CDC and BD Partner to Fight Zika

Close image of a mosquito on skin

CDC’s Advanced Molecular Detection (AMD) Program is transforming disease detection and response through next-generation genomic sequencing and other advanced laboratory technologies. Partnerships are critical for implementing innovative AMD methods, which can produce cost-effective and reliable diagnostics and improve public health outcomes. As of October 2016, CDC is working with BD (Becton, Dickinson and Company) in Puerto Rico on a project to develop and validate diagnostic assays for Zika virus on the company’s BD MAX™ system, which is a complete, fully-automated, real-time molecular testing platform. By adapting and validating these molecular assays on this system, which is widely used in clinical labs throughout the world, CDC and BD hope to help translate these tests into routine diagnostic practice in a way that will benefit both industry and public health alike.

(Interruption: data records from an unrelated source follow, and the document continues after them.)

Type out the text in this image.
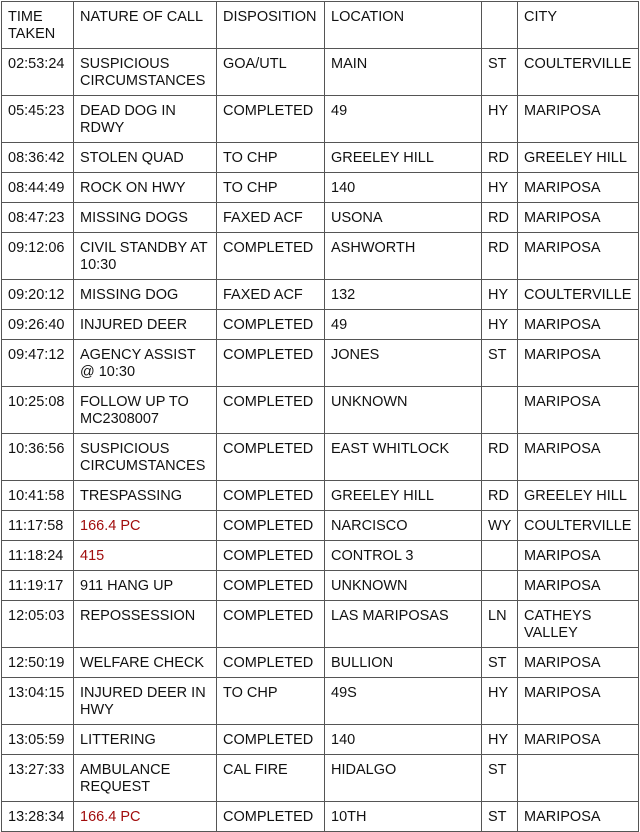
TIME TAKEN	NATURE OF CALL	DISPOSITION	LOCATION		CITY
02:53:24	SUSPICIOUS CIRCUMSTANCES	GOA/UTL	MAIN	ST	COULTERVILLE
05:45:23	DEAD DOG IN RDWY	COMPLETED	49	HY	MARIPOSA
08:36:42	STOLEN QUAD	TO CHP	GREELEY HILL	RD	GREELEY HILL
08:44:49	ROCK ON HWY	TO CHP	140	HY	MARIPOSA
08:47:23	MISSING DOGS	FAXED ACF	USONA	RD	MARIPOSA
09:12:06	CIVIL STANDBY AT 10:30	COMPLETED	ASHWORTH	RD	MARIPOSA
09:20:12	MISSING DOG	FAXED ACF	132	HY	COULTERVILLE
09:26:40	INJURED DEER	COMPLETED	49	HY	MARIPOSA
09:47:12	AGENCY ASSIST @ 10:30	COMPLETED	JONES	ST	MARIPOSA
10:25:08	FOLLOW UP TO MC2308007	COMPLETED	UNKNOWN		MARIPOSA
10:36:56	SUSPICIOUS CIRCUMSTANCES	COMPLETED	EAST WHITLOCK	RD	MARIPOSA
10:41:58	TRESPASSING	COMPLETED	GREELEY HILL	RD	GREELEY HILL
11:17:58	166.4 PC	COMPLETED	NARCISCO	WY	COULTERVILLE
11:18:24	415	COMPLETED	CONTROL 3		MARIPOSA
11:19:17	911 HANG UP	COMPLETED	UNKNOWN		MARIPOSA
12:05:03	REPOSSESSION	COMPLETED	LAS MARIPOSAS	LN	CATHEYS VALLEY
12:50:19	WELFARE CHECK	COMPLETED	BULLION	ST	MARIPOSA
13:04:15	INJURED DEER IN HWY	TO CHP	49S	HY	MARIPOSA
13:05:59	LITTERING	COMPLETED	140	HY	MARIPOSA
13:27:33	AMBULANCE REQUEST	CAL FIRE	HIDALGO	ST	
13:28:34	166.4 PC	COMPLETED	10TH	ST	MARIPOSA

This collaboration is currently in the early stages, but the results are already showing promise. Since the BD MAX system was received and installed at CDC’s Puerto Rico laboratories in April 2016, preliminary testing using CDC’s existing Zika PCR assay already suggests that the results obtained by the system are equivalent to conventional testing on simulated samples, with a workflow that is much simpler and more automated. The next step in evaluating and validating the Zika assay on this platform is to begin testing on known positive and negative blood samples. The Zika virus diagnostic assay is one of several CDC-developed PCR assays that will be adapted to this platform, providing an important new set of standardized tools for clinical and public health testing. Through partnership with BD and other diagnostic vendors, CDC hopes to continue to use cutting-edge laboratory-developed tests for emerging infectious diseases and adapt them for routine clinical testing, improving the health of people throughout the world.